Truckload rates strong at 2011′s end
March 9, 2012
Truckload pricing came in slightly above expectations to end 2011. December saw a year-over-year gain of 5.3%. Year-over-year growth has been above 5% for 13 of the last 14 months. Truck pricing had a slight deceleration during the fourth quarter of 2011, but still tracked near the 5% growth rate that we have been at or above since late 2010.
The fuel price situation will determine whether 2012 is a year of dramatic or merely substantial price increases. Before fuel, rates will come in above 6%, more than twice the rate of inflation. This could be higher if the economy accelerates. The recent diesel price increases will bring the first quarter run rate over 10% for full prices. Our current forecast assumes some moderation in political pressure and only modest further increases, with diesel prices maxing out near $4.20/gal and then falling back towards $4.
Outlook remains strong
After dropping 10.9% in 2009, industry rates (excluding fuel surcharges) rose 4.4% in 2010. The rebound continued in 2011 with growth of 5.8%. Rate growth will stay strong through 2014 – barring an economic downturn.

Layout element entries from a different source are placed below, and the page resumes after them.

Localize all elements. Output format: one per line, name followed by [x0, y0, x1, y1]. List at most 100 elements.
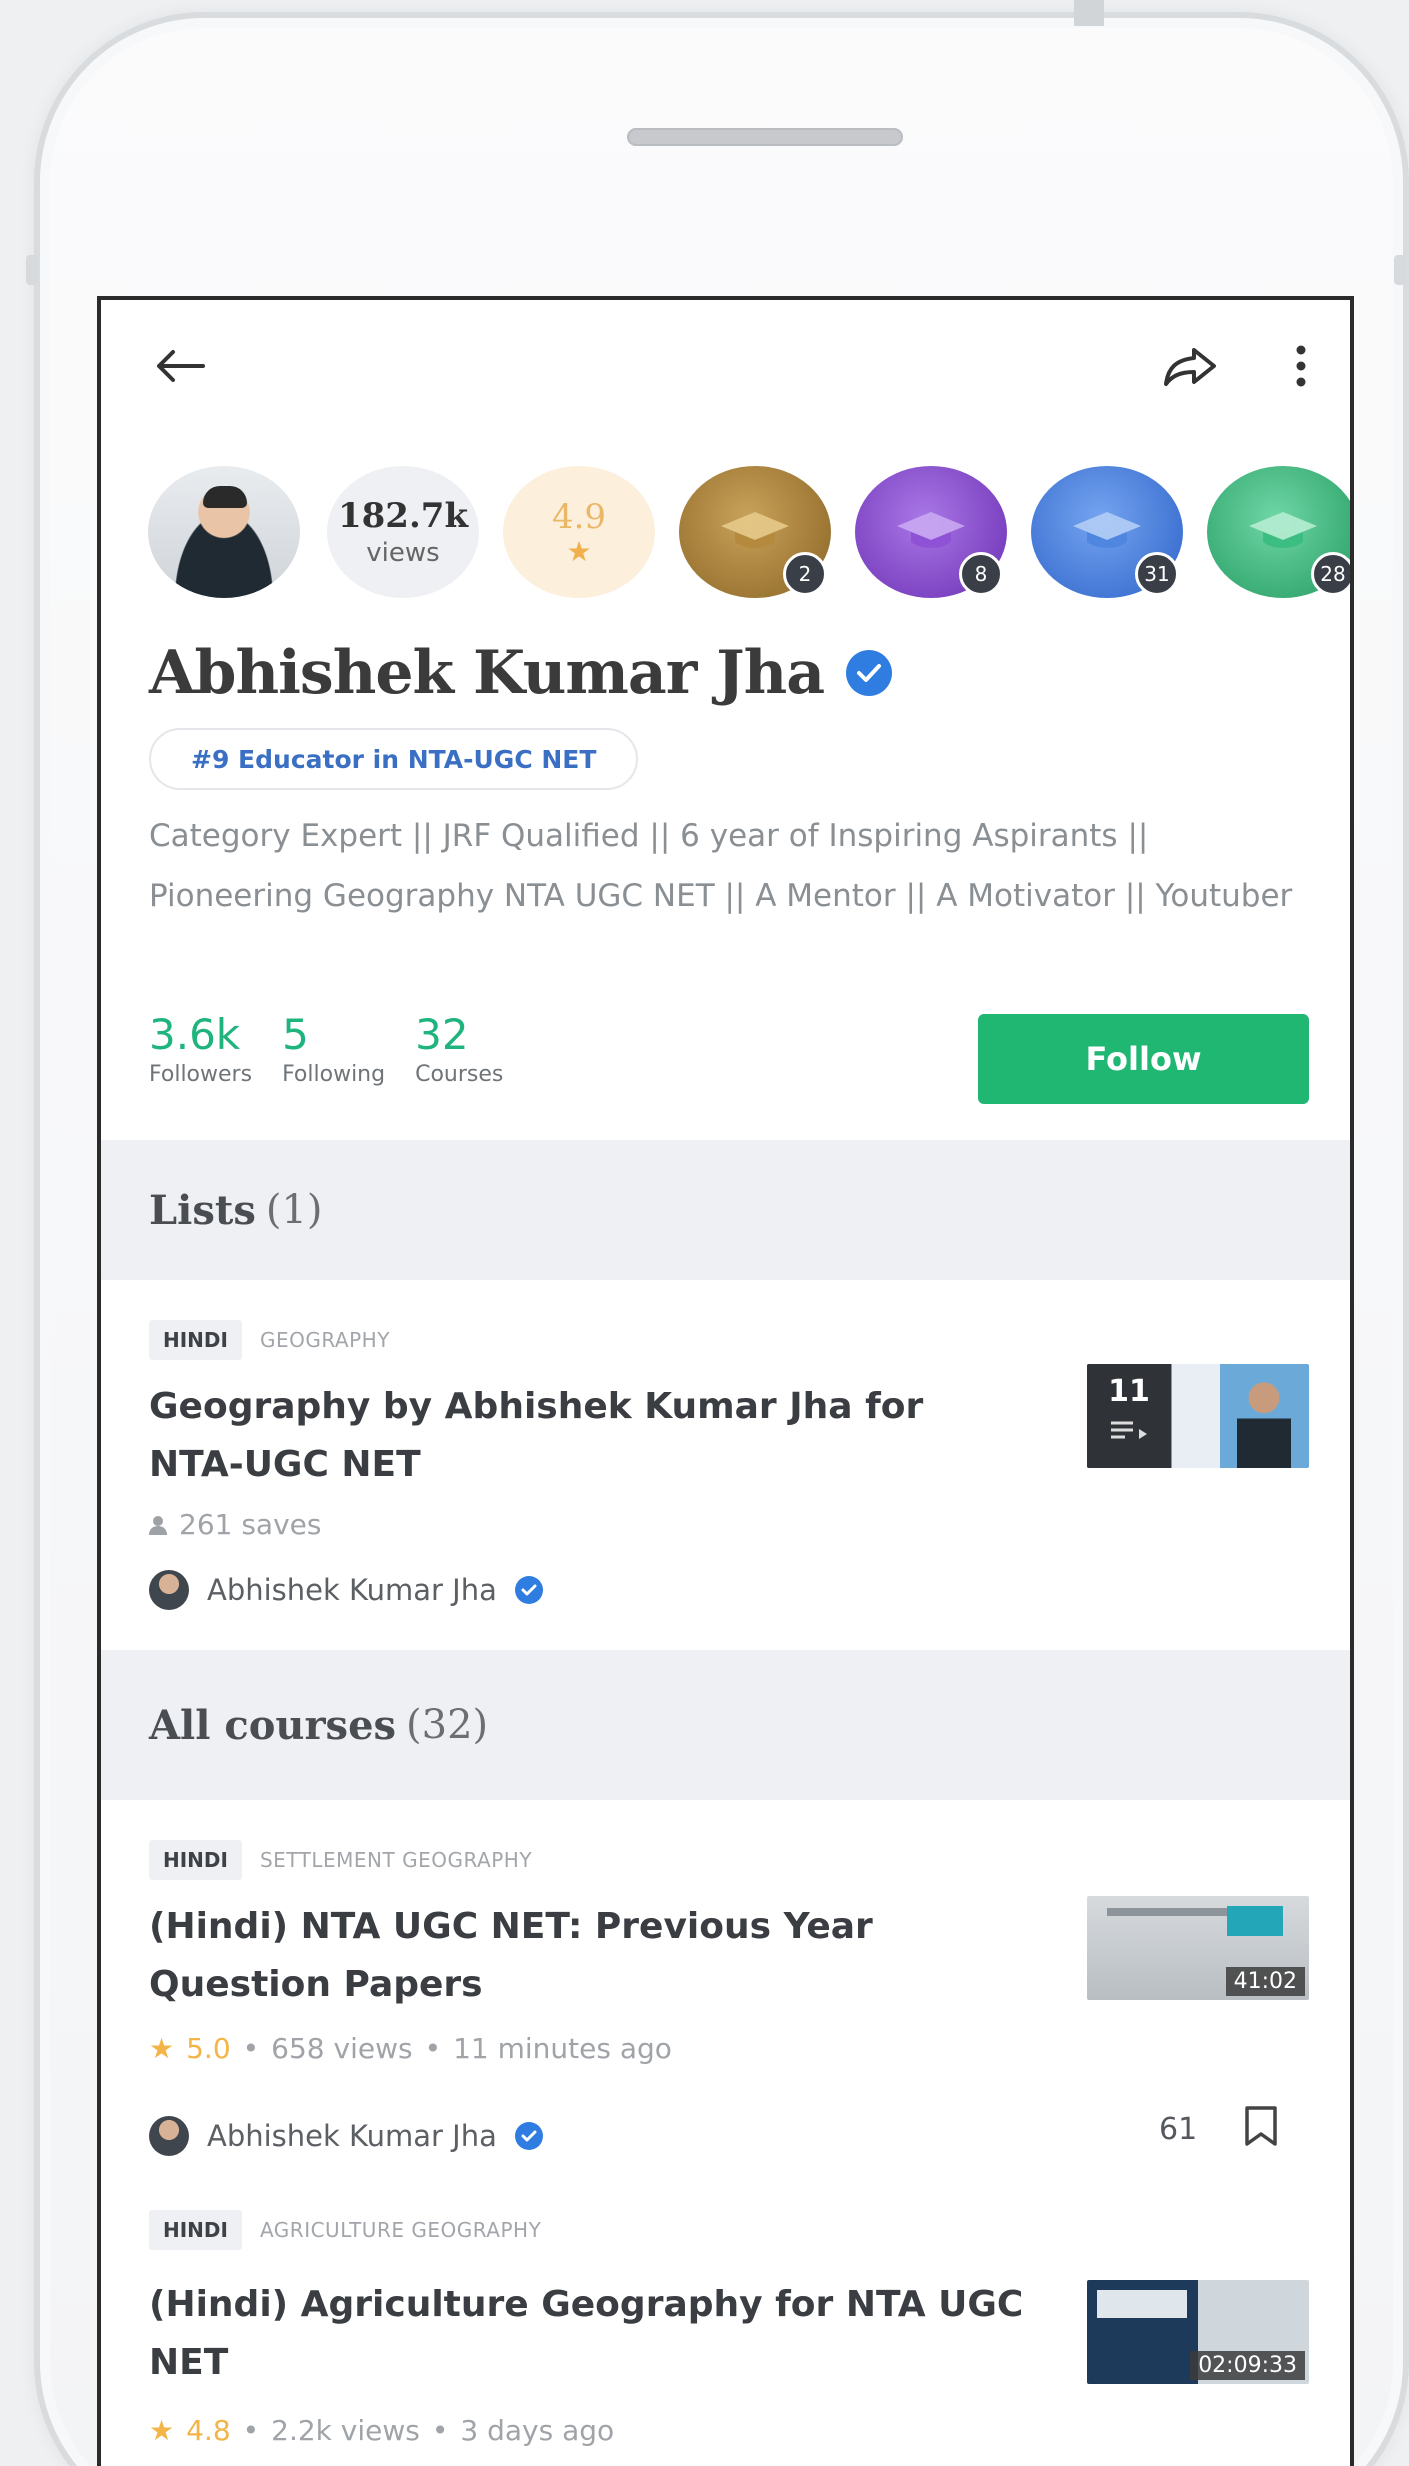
separator: •: [424, 2032, 442, 2065]
author-name: Abhishek Kumar Jha: [207, 2119, 497, 2153]
star-icon: ★: [149, 2032, 175, 2065]
back-arrow-icon[interactable]: [151, 342, 207, 390]
profile-name: Abhishek Kumar Jha: [149, 638, 825, 708]
course-thumbnail[interactable]: 41:02: [1087, 1896, 1309, 2000]
list-author[interactable]: Abhishek Kumar Jha: [149, 1570, 543, 1610]
topic-tag: GEOGRAPHY: [259, 1328, 390, 1352]
course-age: 11 minutes ago: [453, 2032, 672, 2065]
stat-label: Following: [282, 1062, 386, 1087]
medal-badge-purple[interactable]: 8: [855, 466, 1007, 598]
course-thumbnail[interactable]: 02:09:33: [1087, 2280, 1309, 2384]
section-count: (32): [406, 1702, 489, 1748]
app-screen: 182.7k views 4.9 ★ 2 8 31 28 Abhishek Ku…: [97, 296, 1354, 2466]
thumbnail-screen-content: [1097, 2290, 1187, 2318]
thumbnail-person: [1237, 1378, 1291, 1468]
tag-row: HINDI AGRICULTURE GEOGRAPHY: [149, 2210, 541, 2250]
topic-tag: SETTLEMENT GEOGRAPHY: [259, 1848, 533, 1872]
medal-count: 28: [1311, 552, 1350, 596]
stat-value: 5: [282, 1010, 309, 1059]
thumbnail-highlight: [1227, 1906, 1283, 1936]
profile-avatar[interactable]: [148, 466, 300, 598]
phone-top-button: [1074, 0, 1104, 26]
saves-row: 261 saves: [149, 1508, 321, 1541]
course-age: 3 days ago: [460, 2414, 615, 2447]
thumbnail-screen-content: [1107, 1908, 1227, 1916]
graduation-cap-icon: [1073, 512, 1141, 548]
medal-count: 2: [783, 552, 827, 596]
course-card[interactable]: HINDI AGRICULTURE GEOGRAPHY (Hindi) Agri…: [101, 2180, 1350, 2466]
graduation-cap-icon: [897, 512, 965, 548]
medal-badge-bronze[interactable]: 2: [679, 466, 831, 598]
course-views: 658 views: [271, 2032, 413, 2065]
stat-label: Followers: [149, 1062, 253, 1087]
course-rating: 5.0: [186, 2032, 231, 2065]
verified-icon: [514, 1576, 543, 1604]
views-count: 182.7k: [337, 496, 469, 536]
author-avatar: [149, 1570, 189, 1610]
stat-label: Courses: [415, 1062, 504, 1087]
separator: •: [242, 2414, 260, 2447]
list-item-count: 11: [1108, 1374, 1150, 1409]
author-avatar: [149, 2116, 189, 2156]
section-count: (1): [265, 1187, 323, 1233]
video-duration: 41:02: [1225, 1967, 1305, 1996]
stat-courses[interactable]: 32 Courses: [415, 1010, 504, 1088]
stat-followers[interactable]: 3.6k Followers: [149, 1010, 253, 1088]
course-card[interactable]: HINDI SETTLEMENT GEOGRAPHY (Hindi) NTA U…: [101, 1800, 1350, 2180]
graduation-cap-icon: [721, 512, 789, 548]
graduation-cap-icon: [1249, 512, 1317, 548]
stat-following[interactable]: 5 Following: [282, 1010, 386, 1088]
stat-value: 32: [415, 1010, 469, 1059]
saves-count: 261 saves: [179, 1508, 322, 1541]
topic-tag: AGRICULTURE GEOGRAPHY: [259, 2218, 542, 2242]
medal-badge-blue[interactable]: 31: [1031, 466, 1183, 598]
course-title[interactable]: (Hindi) Agriculture Geography for NTA UG…: [149, 2276, 1029, 2392]
profile-name-row: Abhishek Kumar Jha: [149, 638, 893, 708]
medal-badge-green[interactable]: 28: [1207, 466, 1350, 598]
medal-count: 8: [959, 552, 1003, 596]
phone-side-button-left: [26, 255, 38, 285]
separator: •: [242, 2032, 260, 2065]
phone-side-button-right: [1394, 255, 1406, 285]
follow-button[interactable]: Follow: [978, 1014, 1309, 1104]
section-title: All courses: [149, 1701, 397, 1749]
bookmark-icon[interactable]: [1241, 2104, 1281, 2148]
courses-section-header: All courses (32): [101, 1650, 1350, 1800]
educator-rank-pill[interactable]: #9 Educator in NTA-UGC NET: [149, 728, 639, 790]
language-tag: HINDI: [149, 1840, 242, 1880]
video-duration: 02:09:33: [1190, 2351, 1305, 2380]
separator: •: [431, 2414, 449, 2447]
share-icon[interactable]: [1161, 342, 1221, 390]
views-label: views: [366, 538, 440, 568]
course-views: 2.2k views: [271, 2414, 420, 2447]
save-count: 61: [1159, 2112, 1198, 2147]
more-vertical-icon[interactable]: [1281, 340, 1321, 392]
playlist-icon: [1111, 1421, 1147, 1439]
list-thumbnail[interactable]: 11: [1087, 1364, 1309, 1468]
medal-count: 31: [1135, 552, 1179, 596]
profile-bio: Category Expert || JRF Qualified || 6 ye…: [149, 818, 1293, 914]
language-tag: HINDI: [149, 1320, 242, 1360]
course-meta: ★ 4.8 • 2.2k views • 3 days ago: [149, 2414, 614, 2447]
rating-value: 4.9: [551, 496, 607, 537]
author-name: Abhishek Kumar Jha: [207, 1573, 497, 1607]
person-icon: [149, 1515, 167, 1535]
top-bar: [101, 300, 1350, 420]
thumbnail-count-overlay: 11: [1087, 1364, 1171, 1468]
phone-speaker: [627, 128, 903, 146]
list-card[interactable]: HINDI GEOGRAPHY Geography by Abhishek Ku…: [101, 1280, 1350, 1650]
tag-row: HINDI SETTLEMENT GEOGRAPHY: [149, 1840, 532, 1880]
star-icon: ★: [149, 2414, 175, 2447]
rating-badge: 4.9 ★: [503, 466, 655, 598]
stat-value: 3.6k: [149, 1010, 241, 1059]
profile-stats: 3.6k Followers 5 Following 32 Courses: [149, 1010, 504, 1088]
lists-section-header: Lists (1): [101, 1140, 1350, 1280]
list-title[interactable]: Geography by Abhishek Kumar Jha for NTA-…: [149, 1378, 1029, 1494]
course-rating: 4.8: [186, 2414, 231, 2447]
tag-row: HINDI GEOGRAPHY: [149, 1320, 390, 1360]
course-meta: ★ 5.0 • 658 views • 11 minutes ago: [149, 2032, 672, 2065]
course-author[interactable]: Abhishek Kumar Jha: [149, 2116, 543, 2156]
course-title[interactable]: (Hindi) NTA UGC NET: Previous Year Quest…: [149, 1898, 1029, 2014]
star-icon: ★: [566, 534, 592, 568]
section-title: Lists: [149, 1186, 256, 1234]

We anticipate seeing growth of 5.9% in 2012 (up slightly from 5.5% in our prior forecast), followed by a strong 7.3% in 2013 (previously 8.1%) and further acceleration to 8.6% in 2014. The strength in 2013/2014 is due to the inclusion of the HOS rules. That will help move pricing higher until at least mid-2014. The lowering of our driver shortage estimates led to the easing of the 2013 rate growth.
Continued freight acceleration over 2011 will push prices up moderately. There is an increasing possibility of strong upside pressure from fuel prices. Pressure on most cost elements will keep rate increases above inflation in 2012. The prime exposure is upward from fuel “politics.”
If you add in the fuel component, we saw rates drop 17.8% in 2009 and then rebound 7.5% in 2010. The spike in fuel costs in early 2011 pushed rates higher, up 10.2%. The recent fuel price gains have moved our forecast for 2012 higher. We are now at 6.1% in 2012, 6.5% in 2013 and 8.2% in 2014.
The current capacity utilization level is enough to sustain well-above-inflation rate increases. Pressure will increase substantially in 2013, when HOS regulations change. Note that political troubles in the Middle East will cause short-run spikes in prices with fuel. One such spike is occurring right now.
Excepting early 2011, fuel prices and freight growth have not moved together during this upturn. As one slows, the other accelerates. This is, so far, in contrast to the situation during the last upturn when freight growth, fuel pricing, and regulatory drag all moved upward together in 2004 and 2005.
Our truckload rates data is based on publically-available data from security analysts and trade organizations. We then forecast the cost and margin elements, factoring in inflation and industry conditions. The figures are for rate-per-loaded-mile (less fuel surcharge), seasonally adjusted and are indexed to 2003Q1.